近藤史恵「キアズマ」(第6回)小説新潮2012年5月号

 この作品は2011年12月号から本誌に連載されています。主人公は岸田正樹。一浪して東京にある新光大学という名門大学に入学した大学1年生です。高校はフランスの高校で過ごし、高校では中学でしていた柔道をフランスでもしていた設定です。正樹の実家は神奈川県の葉山町です。

 物語は入学直後に自転車部部長の村上を誤って怪我をさせてしまったところから始まります。自転車部は村上を含めて4人しかいなく、正樹は村上の代わりとして1年間だけ自転車部に入部することになります。しかし、次第に自転車の魅力にとりつかれていき、もともと柔道で鍛えた体力が基になり眠っていた素質が開花しつつあります。

 5月号では中学時代の同級生の豊との交流が描かれています。豊は中2の時に柔道部の顧問のしごきで急性硬膜下血腫(脳挫傷)となり、一命は取り留めたものの後遺症が残り、言語能力、学習能力に障害が残り、指も思うように動きません。豊が気を失った後は正樹がしごきを受けた一連の当事者だったこともあり、帰省すると豊に会うことが習慣化しています。だからと言って帰省したときは何としても会いたいと思っているわけではないのですが、何となく会うことが続いているという設定です。

 しかし、豊は中学時代の友人で今でも会いに来てくれる友人は正樹だけだと正樹を頼りにしています。豊の両親も正樹の来訪は励みになっています。とくに父親は高校の特別支援学校(旧肢体不自由児養護学校)の友人が訪ねてくるのはあまり好みません。まだ、息子の障害が受容できていない様子が描かれています。

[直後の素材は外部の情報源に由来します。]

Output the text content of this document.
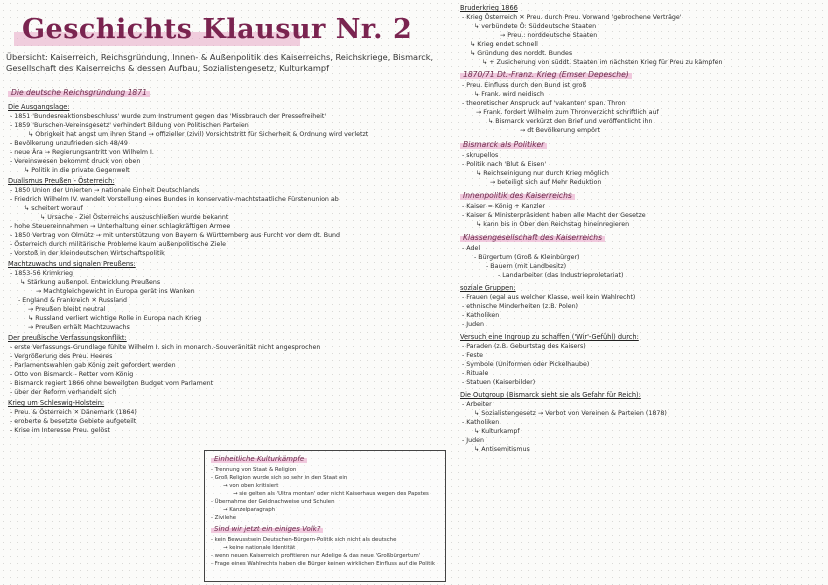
Geschichts Klausur Nr. 2
Übersicht: Kaiserreich, Reichsgründung, Innen- & Außenpolitik des Kaiserreichs, Reichskriege, Bismarck, Gesellschaft des Kaiserreichs & dessen Aufbau, Sozialistengesetz, Kulturkampf
Die deutsche Reichsgründung 1871
Die Ausgangslage:
- 1851 'Bundesreaktionsbeschluss' wurde zum Instrument gegen das 'Missbrauch der Pressefreiheit'
- 1859 'Burschen-Vereinsgesetz' verhindert Bildung von Politischen Parteien
↳ Obrigkeit hat angst um ihren Stand → offizieller (zivil) Vorsichtstritt für Sicherheit & Ordnung wird verletzt
- Bevölkerung unzufrieden sich 48/49
- neue Ära → Regierungsantritt von Wilhelm I.
- Vereinswesen bekommt druck von oben
↳ Politik in die private Gegenwelt
Dualismus Preußen - Österreich:
- 1850 Union der Unierten → nationale Einheit Deutschlands
- Friedrich Wilhelm IV. wandelt Vorstellung eines Bundes in konservativ-machtstaatliche Fürstenunion ab
↳ scheitert worauf
↳ Ursache - Ziel Österreichs auszuschließen wurde bekannt
- hohe Steuereinnahmen → Unterhaltung einer schlagkräftigen Armee
- 1850 Vertrag von Olmütz → mit unterstützung von Bayern & Württemberg aus Furcht vor dem dt. Bund
- Österreich durch militärische Probleme kaum außenpolitische Ziele
- Vorstoß in der kleindeutschen Wirtschaftspolitik
Machtzuwachs und signalen Preußens:
- 1853-56 Krimkrieg
↳ Stärkung außenpol. Entwicklung Preußens
→ Machtgleichgewicht in Europa gerät ins Wanken
- England & Frankreich ✕ Russland
→ Preußen bleibt neutral
↳ Russland verliert wichtige Rolle in Europa nach Krieg
→ Preußen erhält Machtzuwachs
Der preußische Verfassungskonflikt:
- erste Verfassungs-Grundlage fühlte Wilhelm I. sich in monarch.-Souveränität nicht angesprochen
- Vergrößerung des Preu. Heeres
- Parlamentswahlen gab König zeit gefordert werden
- Otto von Bismarck - Retter vom König
- Bismarck regiert 1866 ohne beweilgten Budget vom Parlament
- über der Reform verhandelt sich
Krieg um Schleswig-Holstein:
- Preu. & Österreich ✕ Dänemark (1864)
- eroberte & besetzte Gebiete aufgeteilt
- Krise im Interesse Preu. gelöst
Einheitliche Kulturkämpfe
- Trennung von Staat & Religion
- Groß Religion wurde sich so sehr in den Staat ein
→ von oben kritisiert
→ sie gelten als 'Ultra montan' oder nicht Kaiserhaus wegen des Papstes
- Übernahme der Geldnachweise und Schulen
→ Kanzelparagraph
- Zivilehe
Sind wir jetzt ein einiges Volk?
- kein Bewusstsein Deutschen-Bürgern-Politik sich nicht als deutsche
→ keine nationale Identität
- wenn neuen Kaiserreich profitieren nur Adelige & das neue 'Großbürgertum'
- Frage eines Wahlrechts haben die Bürger keinen wirklichen Einfluss auf die Politik
Bruderkrieg 1866
- Krieg Österreich ✕ Preu. durch Preu. Vorwand 'gebrochene Verträge'
↳ verbündete Ö: Süddeutsche Staaten
→ Preu.: norddeutsche Staaten
↳ Krieg endet schnell
↳ Gründung des norddt. Bundes
↳ + Zusicherung von süddt. Staaten im nächsten Krieg für Preu zu kämpfen
1870/71 Dt.-Franz. Krieg (Emser Depesche)
- Preu. Einfluss durch den Bund ist groß
↳ Frank. wird neidisch
- theoretischer Anspruck auf 'vakanten' span. Thron
→ Frank. fordert Wilhelm zum Thronverzicht schriftlich auf
↳ Bismarck verkürzt den Brief und veröffentlicht ihn
→ dt Bevölkerung empört
Bismarck als Politiker
- skrupellos
- Politik nach 'Blut & Eisen'
↳ Reichseinigung nur durch Krieg möglich
→ beteiligt sich auf Mehr Reduktion
Innenpolitik des Kaiserreichs
- Kaiser = König + Kanzler
- Kaiser & Ministerpräsident haben alle Macht der Gesetze
↳ kann bis in Ober den Reichstag hineinregieren
Klassengesellschaft des Kaiserreichs
- Adel
- Bürgertum (Groß & Kleinbürger)
- Bauern (mit Landbesitz)
- Landarbeiter (das Industrieproletariat)
soziale Gruppen:
- Frauen (egal aus welcher Klasse, weil kein Wahlrecht)
- ethnische Minderheiten (z.B. Polen)
- Katholiken
- Juden
Versuch eine Ingroup zu schaffen ('Wir'-Gefühl) durch:
- Paraden (z.B. Geburtstag des Kaisers)
- Feste
- Symbole (Uniformen oder Pickelhaube)
- Rituale
- Statuen (Kaiserbilder)
Die Outgroup (Bismarck sieht sie als Gefahr für Reich):
- Arbeiter
↳ Sozialistengesetz → Verbot von Vereinen & Parteien (1878)
- Katholiken
↳ Kulturkampf
- Juden
↳ Antisemitismus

 余談ですが、2月号ではフランスでの柔道教育での安全への取り組みが紹介されていました。フランスでは初心者はヘッドギアをつけるそうです。日本では2012年4月から学校教育で武道が必修化され柔道科目での安全への配慮の遅れが一部で問題化されましたが、この小説をとおしてフランスでの取り組みを予め知っていましたので柔道発祥の日本での拙速した学校教育の取り組みに政治の貧困を感じたものです。

 さて、今回はその豊が正樹に彼女を紹介しています。正樹は健常者の自分が女っ気がない生活をしているのに、障害のある豊に彼女がいることに動揺します。しかし、そのように感じた自分に対して戒めもします。一方、豊は彼女の愛がボランティアの愛で自分への愛ではないのではないかと悩みます。「ぼくとセックスしてくれる女の子なんてそう簡単に見つからない」と正樹を驚かすような悩みを打ち明けます。そんなことはないと必死にフォローしますが障害者の豊に先を越されたと感じた自分がいて、その後の会話が弾まなかったと正直に描いています。

 正樹は基本的に感情の起伏が少なく、人とのかかわりはあまり持ちたくない性格です。その分、人を傷つけることも好まない静かな大学生です。豊との交流は一般的には称賛されることですが、何となく続けている正樹の行動は、冷めた性格を絡めてどこにでもいそうな普通の大学生の気質の一端をよく表現していると思います。学園ものが大好きな私としては、今後、冷めた正樹がどのように自転車で熱く変貌していくのか展開が楽しみです。